To date, few case reports about AVR including TAVI for WS patients with AS (Table 1) have been published [2,3,4,5,6]. There is no consensus about valve selection and procedures for conventional AVR or TAVI. Carrel et al. reported the case of a 66-year-old patient with chronic skin ulcer infected with coagulase-positive Staphylococcus who underwent AVR with homograft, thus avoiding the risk of prosthetic valve endocarditis after aortic root enlargement, with no annulus enlargement [2]. Similar to our case, two patients underwent AVR using a mechanical valve. Grubitzsch et al. selected a mechanical valve perhaps because the patient was young (18 years old) [3]. In the case of the 41-year-old patient with liver cirrhosis reported by Sogawa et al., a bioprosthetic valve was chosen in order to avoid gastrointestinal hemorrhage, but could not be applied because of a too narrow aortic annulus and sinus of Valsalva.
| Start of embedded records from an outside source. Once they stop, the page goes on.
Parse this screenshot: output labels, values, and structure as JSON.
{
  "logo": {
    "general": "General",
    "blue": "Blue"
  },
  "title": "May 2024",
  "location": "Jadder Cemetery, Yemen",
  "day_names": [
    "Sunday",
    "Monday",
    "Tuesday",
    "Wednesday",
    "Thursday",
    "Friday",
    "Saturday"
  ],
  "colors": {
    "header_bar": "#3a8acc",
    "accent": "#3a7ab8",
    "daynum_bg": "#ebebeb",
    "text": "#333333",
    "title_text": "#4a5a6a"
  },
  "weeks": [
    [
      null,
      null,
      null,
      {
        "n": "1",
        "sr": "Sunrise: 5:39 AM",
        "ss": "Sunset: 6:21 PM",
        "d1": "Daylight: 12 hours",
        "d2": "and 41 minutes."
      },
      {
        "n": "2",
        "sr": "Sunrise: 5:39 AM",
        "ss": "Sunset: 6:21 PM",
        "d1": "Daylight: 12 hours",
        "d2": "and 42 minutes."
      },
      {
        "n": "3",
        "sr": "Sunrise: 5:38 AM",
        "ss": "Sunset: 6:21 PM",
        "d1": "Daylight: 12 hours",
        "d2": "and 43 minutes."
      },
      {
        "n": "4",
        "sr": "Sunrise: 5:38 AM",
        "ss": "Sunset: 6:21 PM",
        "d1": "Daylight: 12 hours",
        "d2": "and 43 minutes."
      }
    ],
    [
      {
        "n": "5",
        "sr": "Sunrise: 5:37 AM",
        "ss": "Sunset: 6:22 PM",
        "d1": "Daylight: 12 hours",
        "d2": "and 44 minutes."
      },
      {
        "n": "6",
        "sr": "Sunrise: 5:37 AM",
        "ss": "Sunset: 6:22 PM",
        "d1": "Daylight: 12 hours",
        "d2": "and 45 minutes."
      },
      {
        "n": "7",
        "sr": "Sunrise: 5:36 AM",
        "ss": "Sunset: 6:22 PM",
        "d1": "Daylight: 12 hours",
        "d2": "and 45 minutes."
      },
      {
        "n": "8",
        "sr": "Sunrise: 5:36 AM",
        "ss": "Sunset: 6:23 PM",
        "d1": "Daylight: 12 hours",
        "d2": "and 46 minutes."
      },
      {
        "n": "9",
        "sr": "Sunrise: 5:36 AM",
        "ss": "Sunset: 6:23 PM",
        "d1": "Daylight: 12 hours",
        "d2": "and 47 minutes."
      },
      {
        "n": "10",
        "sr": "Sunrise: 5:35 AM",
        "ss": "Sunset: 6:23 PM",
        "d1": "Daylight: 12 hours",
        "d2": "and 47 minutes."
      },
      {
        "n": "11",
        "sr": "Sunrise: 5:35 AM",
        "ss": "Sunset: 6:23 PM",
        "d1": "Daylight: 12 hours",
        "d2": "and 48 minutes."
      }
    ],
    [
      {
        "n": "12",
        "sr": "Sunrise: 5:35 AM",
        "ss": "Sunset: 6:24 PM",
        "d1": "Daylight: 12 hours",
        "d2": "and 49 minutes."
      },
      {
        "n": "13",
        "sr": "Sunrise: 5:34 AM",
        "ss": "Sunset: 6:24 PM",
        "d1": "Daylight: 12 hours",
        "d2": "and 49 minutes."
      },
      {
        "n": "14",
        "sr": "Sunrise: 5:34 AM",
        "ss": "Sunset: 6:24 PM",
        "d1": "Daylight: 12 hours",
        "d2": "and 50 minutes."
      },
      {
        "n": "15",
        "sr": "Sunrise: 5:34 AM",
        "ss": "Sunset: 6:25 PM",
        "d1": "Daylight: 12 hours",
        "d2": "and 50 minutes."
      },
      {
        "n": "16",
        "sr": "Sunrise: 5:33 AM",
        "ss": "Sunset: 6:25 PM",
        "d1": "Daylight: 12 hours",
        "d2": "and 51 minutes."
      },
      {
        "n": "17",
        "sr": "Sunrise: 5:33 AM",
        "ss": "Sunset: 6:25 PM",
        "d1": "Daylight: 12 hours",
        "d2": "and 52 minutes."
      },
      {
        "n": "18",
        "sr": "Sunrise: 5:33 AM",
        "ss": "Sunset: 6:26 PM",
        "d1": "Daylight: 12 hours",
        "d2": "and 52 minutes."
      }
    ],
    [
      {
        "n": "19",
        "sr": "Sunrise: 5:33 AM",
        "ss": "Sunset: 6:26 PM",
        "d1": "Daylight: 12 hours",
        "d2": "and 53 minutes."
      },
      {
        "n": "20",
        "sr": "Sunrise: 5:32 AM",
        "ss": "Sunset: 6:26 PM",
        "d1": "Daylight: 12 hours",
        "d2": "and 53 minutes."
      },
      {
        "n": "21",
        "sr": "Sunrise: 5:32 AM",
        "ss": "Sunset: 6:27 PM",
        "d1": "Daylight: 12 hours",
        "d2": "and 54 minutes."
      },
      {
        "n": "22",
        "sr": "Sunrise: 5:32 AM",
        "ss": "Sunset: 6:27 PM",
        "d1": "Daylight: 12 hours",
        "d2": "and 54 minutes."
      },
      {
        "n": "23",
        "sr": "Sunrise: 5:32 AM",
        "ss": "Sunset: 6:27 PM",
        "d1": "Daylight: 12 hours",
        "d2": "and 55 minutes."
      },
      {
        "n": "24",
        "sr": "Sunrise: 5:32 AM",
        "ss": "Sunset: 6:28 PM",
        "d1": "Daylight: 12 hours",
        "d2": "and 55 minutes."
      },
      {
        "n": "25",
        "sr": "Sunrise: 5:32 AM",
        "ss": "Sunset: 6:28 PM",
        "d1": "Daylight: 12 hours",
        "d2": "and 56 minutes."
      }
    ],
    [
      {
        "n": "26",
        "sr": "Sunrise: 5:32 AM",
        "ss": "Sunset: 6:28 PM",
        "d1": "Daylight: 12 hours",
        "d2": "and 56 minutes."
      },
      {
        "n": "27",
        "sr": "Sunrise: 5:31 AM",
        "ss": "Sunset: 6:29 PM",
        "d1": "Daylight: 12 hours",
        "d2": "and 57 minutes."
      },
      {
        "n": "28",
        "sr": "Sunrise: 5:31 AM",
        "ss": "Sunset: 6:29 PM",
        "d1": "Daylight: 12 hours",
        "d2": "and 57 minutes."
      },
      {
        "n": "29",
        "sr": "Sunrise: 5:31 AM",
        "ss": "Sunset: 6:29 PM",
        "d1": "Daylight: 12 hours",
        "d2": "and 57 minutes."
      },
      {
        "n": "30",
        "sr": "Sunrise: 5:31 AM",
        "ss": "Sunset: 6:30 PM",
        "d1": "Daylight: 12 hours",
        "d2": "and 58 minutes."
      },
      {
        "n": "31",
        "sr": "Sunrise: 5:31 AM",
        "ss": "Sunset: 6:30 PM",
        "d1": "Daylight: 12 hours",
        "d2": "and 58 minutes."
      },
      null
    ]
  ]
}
On considering that annular patch enlargement was too invasive for this cirrhosis patient, they reluctantly decided to use a mechanical valve after annular bougie instead of patch enlargement [4]. AVR using a bioprosthesis was reported by Ashida et al. in a 29-year-old woman with suspected WS via physical examination, whereby there was no need for annulus enlargement [5]. TAVI for a 51-year-old WS patient was reported by Masada et al. after considering the high risk for surgical AVR because of the patient’s frailty (wheelchair bound) and multiple ulcers in the extremities,

Table 1 Previous case reports of AVR or TAVI for WS patients

In the current case, the patient was young and had no malignant diseases. In addition, her complications were stable. We determined that she would live longer after conventional AVR with a mechanical valve. To the best of our knowledge, this is the first case of AVR with annular patch enlargement for a small aortic annulus in a patient with WS. WS patients may have small aortic annuli [4]. Our patient’s annulus was too small for implantation of the prosthetic valve. Therefore, we performed a Nicks procedure with a Hemashield patch to enlarge the annulus. Because dementia is not a feature of WS, compliance with intake of warfarin would not be an issue if the mechanical valve was selected. Although the use of TAVI has spread worldwide, because our patient was completely independent in her daily life and her complications were not severe, we chose surgical AVR over TAVI. It is important that the cardiac team should collectively decide on the treatment approach, whether AVR or TAVI, and the valve selection for WS patients, always taking the patient’s life expectancy into consideration. Our strategy of surgical AVR for AS using a mechanical valve in a young, independent WS patient with stable complications is a feasible option.

Conclusions

We report the successful use of AVR with annular patch enlargement for a small aortic annulus in a patient with WS. It is important to determine the valve selection and procedure at the time of AVR or TAVI while considering the average life expectancy, age, physical status, and severity of complications of the WS patient.